A RELATIONAL DATABASE APPROACH FOR FREQUENT SUBGRAPH MINING
Data mining aims at discovering interesting and previously unknown patterns from data sets. Further more, graph-based data mining represents a collection of techniques for mining the relational aspects of data represented as a graph. Complex relationships in data can be represented using graphs and hence graph mining is appropriate for analyzing data that is rich in structural relationships. Database mining of graphs, on the other hand, aims at directly mining graphs stored in a database using SQL queries. Several SQL-based mining algorithms have been developed successfully and their efficiency and scalability have been established. One of them is HDB-Subdue which uses SQL-based approach for mining for the best substructures in a graph using the MDL (Minimum Description Length) Principle. Determining frequent subgraphs is another type of graph mining for which only main memory algorithms exist currently. There are many applications in social networks, biology, computer networks, chemistry and the World Wide Web that require mining of frequent subgraphs. Also, data in most applications are directly stored in a database. Hence, there is a need for developing a SQL-based approach for frequent subgraph mining that scales to very large data sizes.
The focus of this thesis is to apply relational database techniques to support frequent subgraph mining over a set of graphs. Our primary goal is to address scalability of graph mining to very large data sets, not currently addressed by main memory approaches. Unlike the main memory counter parts, this thesis addresses the most general graph representation including multiple edges between any two vertices, and cycles. In the process of developing frequent subgraph mining over a set of graphs, the substructure representation of HDB-Subdue has been leveraged and extended. An algorithm is presented for frequent subgraph mining over a set of graphs. We also present an algorithm for pseudo duplicate elimination that is more efficient than the one used in the previous approach (HDB-Subdue).

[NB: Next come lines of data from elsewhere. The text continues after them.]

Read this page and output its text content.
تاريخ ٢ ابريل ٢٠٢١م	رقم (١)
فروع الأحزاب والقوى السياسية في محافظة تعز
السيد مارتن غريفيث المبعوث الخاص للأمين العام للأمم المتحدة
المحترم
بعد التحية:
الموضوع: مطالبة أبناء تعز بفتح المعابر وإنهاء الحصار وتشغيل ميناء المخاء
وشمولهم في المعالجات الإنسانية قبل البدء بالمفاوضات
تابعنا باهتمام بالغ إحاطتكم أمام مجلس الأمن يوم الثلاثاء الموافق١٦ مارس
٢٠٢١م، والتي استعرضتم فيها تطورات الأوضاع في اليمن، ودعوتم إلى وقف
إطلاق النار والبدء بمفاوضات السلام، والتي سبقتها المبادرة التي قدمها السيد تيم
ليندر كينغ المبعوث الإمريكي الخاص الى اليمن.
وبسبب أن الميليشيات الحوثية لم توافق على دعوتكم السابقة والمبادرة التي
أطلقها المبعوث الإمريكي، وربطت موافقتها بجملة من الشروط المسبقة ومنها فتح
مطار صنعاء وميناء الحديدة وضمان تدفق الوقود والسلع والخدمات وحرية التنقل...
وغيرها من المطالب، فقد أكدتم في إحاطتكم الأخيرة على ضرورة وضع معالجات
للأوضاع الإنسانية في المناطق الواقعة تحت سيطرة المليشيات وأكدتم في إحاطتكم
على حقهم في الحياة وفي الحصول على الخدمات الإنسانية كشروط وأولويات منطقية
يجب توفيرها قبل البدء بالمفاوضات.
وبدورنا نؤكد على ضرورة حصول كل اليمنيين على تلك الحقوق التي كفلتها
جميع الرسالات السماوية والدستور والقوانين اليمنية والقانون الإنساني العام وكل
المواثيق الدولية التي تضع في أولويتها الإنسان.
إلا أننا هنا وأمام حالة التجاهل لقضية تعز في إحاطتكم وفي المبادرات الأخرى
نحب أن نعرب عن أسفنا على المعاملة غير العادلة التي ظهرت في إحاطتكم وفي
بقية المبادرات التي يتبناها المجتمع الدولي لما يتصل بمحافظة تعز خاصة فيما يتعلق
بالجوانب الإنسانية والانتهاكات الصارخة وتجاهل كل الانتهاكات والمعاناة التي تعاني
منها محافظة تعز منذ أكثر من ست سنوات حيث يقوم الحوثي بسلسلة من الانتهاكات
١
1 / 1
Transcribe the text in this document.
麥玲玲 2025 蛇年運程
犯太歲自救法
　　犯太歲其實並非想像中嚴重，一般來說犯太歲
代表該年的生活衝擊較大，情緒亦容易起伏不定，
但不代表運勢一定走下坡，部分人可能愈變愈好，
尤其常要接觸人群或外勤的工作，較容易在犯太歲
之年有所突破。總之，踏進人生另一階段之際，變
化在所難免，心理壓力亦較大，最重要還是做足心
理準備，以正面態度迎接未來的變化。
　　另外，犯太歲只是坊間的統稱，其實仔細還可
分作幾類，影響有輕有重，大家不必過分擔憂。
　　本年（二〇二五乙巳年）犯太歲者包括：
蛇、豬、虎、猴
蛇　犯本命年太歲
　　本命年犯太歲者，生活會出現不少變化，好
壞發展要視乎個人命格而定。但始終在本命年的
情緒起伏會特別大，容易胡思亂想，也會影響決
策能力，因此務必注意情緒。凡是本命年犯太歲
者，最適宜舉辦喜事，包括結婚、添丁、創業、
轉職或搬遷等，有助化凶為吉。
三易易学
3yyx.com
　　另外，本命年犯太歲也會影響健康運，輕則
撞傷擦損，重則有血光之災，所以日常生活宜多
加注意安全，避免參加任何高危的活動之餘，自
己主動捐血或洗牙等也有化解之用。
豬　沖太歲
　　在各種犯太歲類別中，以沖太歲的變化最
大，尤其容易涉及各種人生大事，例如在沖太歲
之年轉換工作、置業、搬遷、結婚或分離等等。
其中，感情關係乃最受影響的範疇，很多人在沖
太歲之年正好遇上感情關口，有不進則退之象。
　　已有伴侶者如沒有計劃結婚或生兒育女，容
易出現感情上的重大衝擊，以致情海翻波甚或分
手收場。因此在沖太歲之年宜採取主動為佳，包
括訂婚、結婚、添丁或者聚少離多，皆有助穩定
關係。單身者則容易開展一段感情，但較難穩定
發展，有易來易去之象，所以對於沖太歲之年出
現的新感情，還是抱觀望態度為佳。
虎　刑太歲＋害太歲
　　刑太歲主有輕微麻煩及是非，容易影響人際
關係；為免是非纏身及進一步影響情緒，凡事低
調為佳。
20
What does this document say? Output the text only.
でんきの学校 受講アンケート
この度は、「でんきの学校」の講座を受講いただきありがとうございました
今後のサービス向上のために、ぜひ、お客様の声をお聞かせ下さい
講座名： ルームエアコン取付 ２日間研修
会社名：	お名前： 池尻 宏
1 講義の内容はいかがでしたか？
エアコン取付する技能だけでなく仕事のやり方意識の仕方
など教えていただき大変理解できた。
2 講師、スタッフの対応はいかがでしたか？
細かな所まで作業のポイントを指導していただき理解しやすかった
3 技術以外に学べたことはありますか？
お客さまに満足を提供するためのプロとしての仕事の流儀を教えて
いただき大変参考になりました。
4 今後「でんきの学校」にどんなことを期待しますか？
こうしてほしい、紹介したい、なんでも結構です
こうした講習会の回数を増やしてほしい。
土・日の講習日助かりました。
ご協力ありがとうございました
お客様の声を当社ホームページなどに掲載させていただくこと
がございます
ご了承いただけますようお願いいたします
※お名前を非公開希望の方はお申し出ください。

This thesis also presents an efficient approach to infer structural relationships from relational data to facilitate graph mining (either the best subgraph or frequent subgraphs). The approach developed for the task infers the entity-relationship model for the database using the table instances along with primary and foreign key constraints and generates the instances of the graphs from the populated instances of the relations. The primary focus of this approach is the portability of the system across various relational database platforms and to minimize memory/space requirement. As part of this task the following issues were addressed: i) representation of an individual relations as a graph (template), ii) representation of multiple relations as a graph (based on foreign key constraints), iii) alternative representations for ii), and iv) an algorithm which uses the most appropriate sequence in which the relations are processed to generate graph instances to minimize memory/space requirements.